Introduction

HiFive is a Python package for normalization and analysis of chromatin structural data produced using either the 5C of HiC assay. The aim of HiFive is to create an efficient framework for handling the large amounts of data associated chromatin interaction studies and provide an easy interface for working with and normalizing these data. There are two ways of utilizing HiFive, either through its binary executable or by using its set of classes and functions for more flexibility in analysis. In order to use HiFive, only two types of information are required. First, you need a record of restriction enzyme fragments in an appropriate format (see hifive.fragment.Fragment or hifive.fend.Fend) for either the subset of targeted fragments or the whole genome for 5C and HiC, respectively. Second, you need 5C or HiC chromatin interaction data, either in a mapped BAM format or in an appropriate post-processed format (see hifive.fragment.Fragment or hifive.fend.Fend). HiFive will handle everything else. In addition, because of the large memory and time requirements, HiFive uses modularity to avoid repeating processes such as loading data. This allows easy exploration of analysis parameters at a faster rate.

HiFive Overview

hifive [-h] [--version]
            {fragments,5c-data,5c-project,5c-normalize,5c-complete,
            5c-heatmap,5c-interval,combine-5c-replicates,
            fends,hic-data,hic-project,hic-normalize,hic-complete,
            hic-heatmap,hic-interval,combine-hic-replicates}

There are eight major functions for both 5C and HiC data types available as subcommands in HiFive.

5C

fragments:Create a fragment file from a BED file containing targeted RE fragment data.
5c-data:Create a data file from mapped BAM or fragment-pair counts files.
5c-project:Create a project file, filter fragments, and estimate distance-dependence.
5c-normalize:Find correction parameter values using one of the available algorithms (see normalization).
5c-complete:Perform all of the steps of the subcommands fragments, 5c-data, 5c-project, and 5c-normalization in one command.
5c-heatmap:Using an already created 5C project, generate an HDF5-formatted heatmap file and optional image.
5c-interval:Using an already created 5C project, generate a tabular genomic-interval file for a specified region and optional image.
5c-combine-replicates:
 Combine multiple 5C data files into a single file without needing to reload the data.

HiC

fends:Create a fend file from either a BED or HiCPipe-style fend file containing RE fragment data.
hic-data:Create a data file from mapped BAM, MAT, or paired coordinate text files.
hic-project:Create a project file, filter fends, and estimate distance-dependence.
hic-normalize:Find correction parameter values using one of the available algorithms (see normalization).
hic-complete:Perform all of the steps of the subcommands fends, hic-data, hic-project, and hic-normalization in one command.
hic-heatmap:Using an already created HiC project, generate an HDF5-formatted heatmap file and optional image.
hic-interval:Using an already created HiC project, generate a tabular genomic-interval file for a specified region and optional image.
hic-combine-replicates:
 Combine multiple HiC data files into a single file without needing to reload the data.

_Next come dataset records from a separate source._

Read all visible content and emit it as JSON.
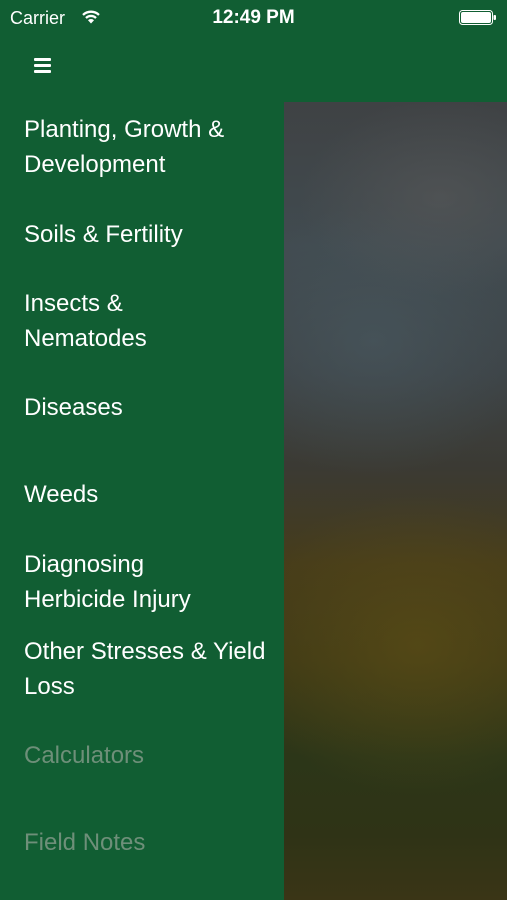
{
  "status_bar": {
    "carrier": "Carrier",
    "time": "12:49 PM",
    "wifi_icon": "wifi-icon",
    "battery_icon": "battery-icon"
  },
  "nav": {
    "menu_icon": "hamburger-menu-icon"
  },
  "menu": {
    "items": [
      {
        "label": "Planting, Growth & Development",
        "enabled": true
      },
      {
        "label": "Soils & Fertility",
        "enabled": true
      },
      {
        "label": "Insects & Nematodes",
        "enabled": true
      },
      {
        "label": "Diseases",
        "enabled": true
      },
      {
        "label": "Weeds",
        "enabled": true
      },
      {
        "label": "Diagnosing Herbicide Injury",
        "enabled": true
      },
      {
        "label": "Other Stresses & Yield Loss",
        "enabled": true
      },
      {
        "label": "Calculators",
        "enabled": false
      },
      {
        "label": "Field Notes",
        "enabled": false
      }
    ]
  },
  "colors": {
    "brand_green": "#115e33",
    "text": "#ffffff",
    "disabled_text": "#6e8f79"
  }
}
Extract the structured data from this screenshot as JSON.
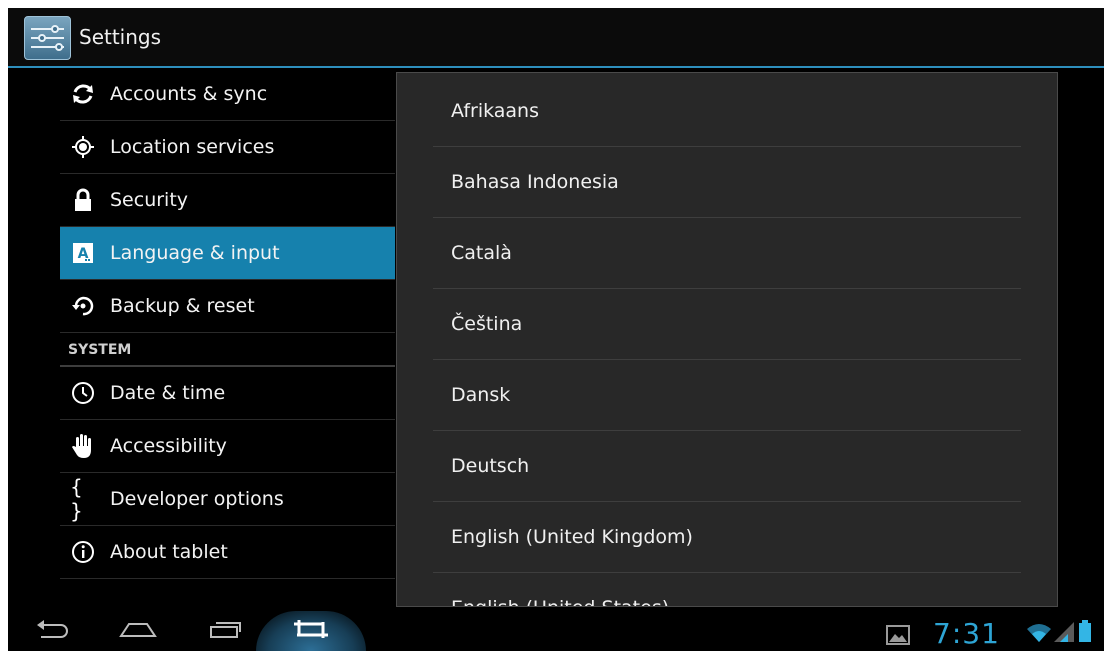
{
  "app": {
    "title": "Settings",
    "icon": "settings-icon"
  },
  "sidebar": {
    "items_top": [
      {
        "label": "Accounts & sync",
        "icon": "sync-icon"
      },
      {
        "label": "Location services",
        "icon": "location-icon"
      },
      {
        "label": "Security",
        "icon": "lock-icon"
      },
      {
        "label": "Language & input",
        "icon": "language-icon",
        "selected": true
      },
      {
        "label": "Backup & reset",
        "icon": "backup-icon"
      }
    ],
    "section_header": "SYSTEM",
    "items_system": [
      {
        "label": "Date & time",
        "icon": "clock-icon"
      },
      {
        "label": "Accessibility",
        "icon": "hand-icon"
      },
      {
        "label": "Developer options",
        "icon": "braces-icon"
      },
      {
        "label": "About tablet",
        "icon": "info-icon"
      }
    ]
  },
  "languages": [
    "Afrikaans",
    "Bahasa Indonesia",
    "Català",
    "Čeština",
    "Dansk",
    "Deutsch",
    "English (United Kingdom)",
    "English (United States)"
  ],
  "status_bar": {
    "time": "7:31"
  },
  "colors": {
    "accent": "#33b5e5",
    "selected": "#1681ad"
  }
}
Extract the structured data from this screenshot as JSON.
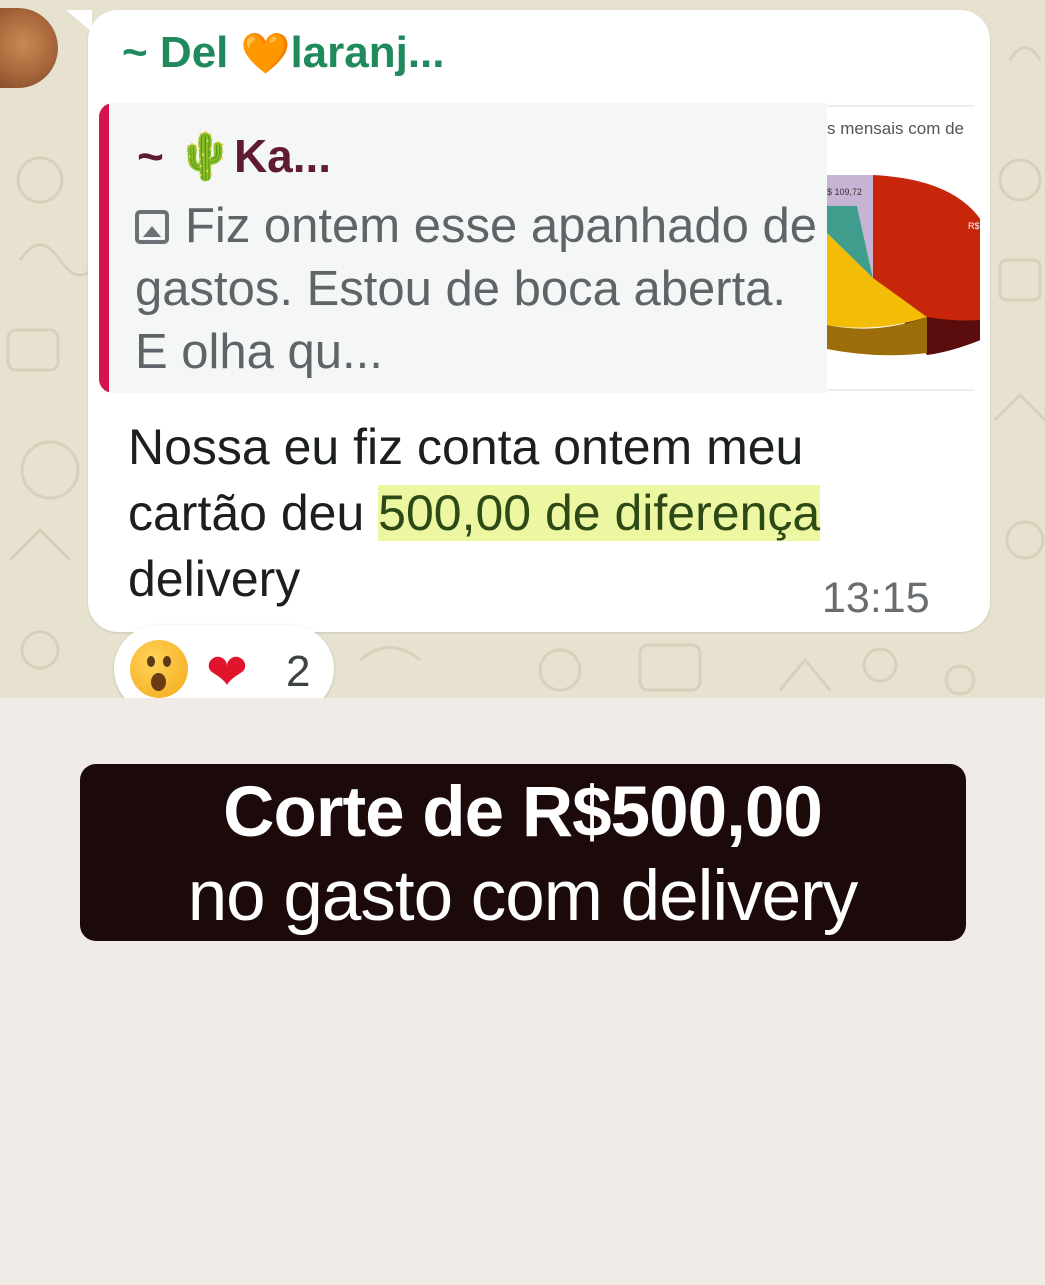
{
  "chat": {
    "sender": "~ Del ",
    "sender_heart": "🧡",
    "sender_rest": "laranj...",
    "quote": {
      "author_prefix": "~ ",
      "author_cactus": "🌵",
      "author_name": "Ka...",
      "text": "Fiz ontem esse apanhado de gastos. Estou de boca aberta. E olha qu...",
      "thumbnail": {
        "caption": "s mensais com de",
        "label_value": "$ 109,72",
        "label_right": "R$"
      }
    },
    "message": {
      "text_before": "Nossa eu fiz conta ontem meu cartão deu ",
      "highlight": "500,00 de diferença ",
      "text_after": " delivery",
      "time": "13:15"
    },
    "reactions": {
      "emoji_1": "😮",
      "emoji_2": "❤",
      "count": "2"
    }
  },
  "caption": {
    "line1": "Corte de R$500,00",
    "line2": "no gasto com delivery"
  },
  "colors": {
    "chat_background": "#e6e2cf",
    "bubble": "#ffffff",
    "sender_green": "#1f8a5b",
    "quote_bar": "#d6134d",
    "highlight": "#edf7a2",
    "caption_box": "#1c0a0b",
    "page_background": "#f0ebe6"
  }
}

A more detailed explanation of the subcommands and all of the command options is here.

Organization of the HiFive package

The HiFive package is split into several modules, each serving a specific purpose.

Functionality Module
Restriction enzyme information Fragment / Fend
Read counts and orientations FiveCData / HiCData
Model parameters and filtering FiveC / HiC
Plotting functions plotting

The classes Fragment, Fend, FiveCData, HiCData, FiveC, and HiC are all available from the top level of the HiFive namespace and can be imported using:

from hifive import *

at the beginning of the Python program. However, in order to prevent namespace pollution, you may also simply use:

import hifive

HiFive is organized into a hierarchy of data structures. Each structure represents a set of data that may be shared with any number of structures higher in the hierarchy, thus eliminating redundancy of information. For example, a Fragment object which contains information about the fragments being interrogated in a 5C experiment can be used for all replicates and conditions that use the same primer scheme. Likewise, a HiCData object which contains all of the mapped read information for a specific HiC experiment can be used for multiple analyses with different parameter values. This helps reduce the space these data occupy as well as reduce the time to run multiple analyses since each object need only be created once.